I had this problem where I need to dedup a dataframe using a column, but there is a timestamp column for all the entries. If two entries have the same data, but different timestamp, I would want ot keep only the one with the latest timestamp. After this dedup there shouldn’t any dups in the dedup column.
Obviously unique wouldn’t work due to timestamp and other columns.

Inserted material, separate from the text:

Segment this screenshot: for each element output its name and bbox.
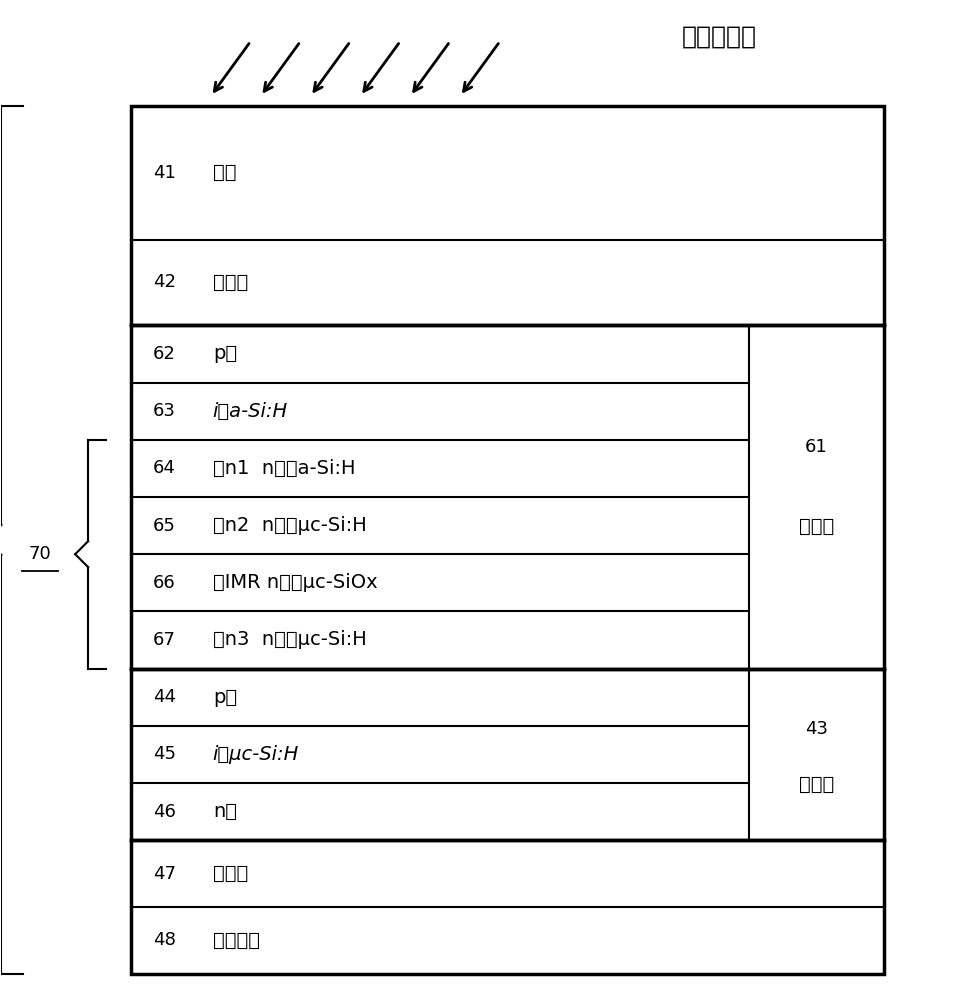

This is how i solved it with DataFrames.jl
using DataFrames
data=DataFrame(dedup = rand(1:8, 1000), timestamp = rand(1:8, 1000), othervals = rand(1000))
using Chain
@chain data begin
groupby(:dedup)
combine(subdf -> begin
sort(subdf, :timestamp, rev=true)[1, :] # could've used partialsort but this is easier to read
end)
end
which I thought was a very nice and readable way to do it.
How do you guys do it? Any examples from other languages? I think data.table nor dplyr is as nice. And don’t get me started on pandas or spark… Can’t rule out i am just bad at pandas and spark though
Couldn’t be easier with Base Julia Tables as well (:
using SplitApplyCombine, Tables, DataPipes
tbl = (dedup = rand(1:8, 1000), timestamp = rand(1:8, 1000), othervals = rand(1000)) |> rowtable
# closest to your solution:
@p begin
tbl
group(_.dedup)
map() do subtbl
@p subtbl |> sort(by=_.timestamp) |> last
end
rowtable
end
# write the short lambda inline:
@p begin
tbl
group(_.dedup)
map(sort(_, by=x->x.timestamp) |> last)
rowtable
end
# same without macros, less clear:
map(
subtbl -> sort(subtbl, by=x->x.timestamp)[end],
group(x -> x.dedup, tbl)
) |> rowtable
@p begin
tbl
sort(by=_.timestamp, rev=true)
unique(_.dedup)
end
Its docs say:
Return an array containing only the unique elements of collection itr , as determined by isequal, in the order that the first of each set of equivalent elements originally appears.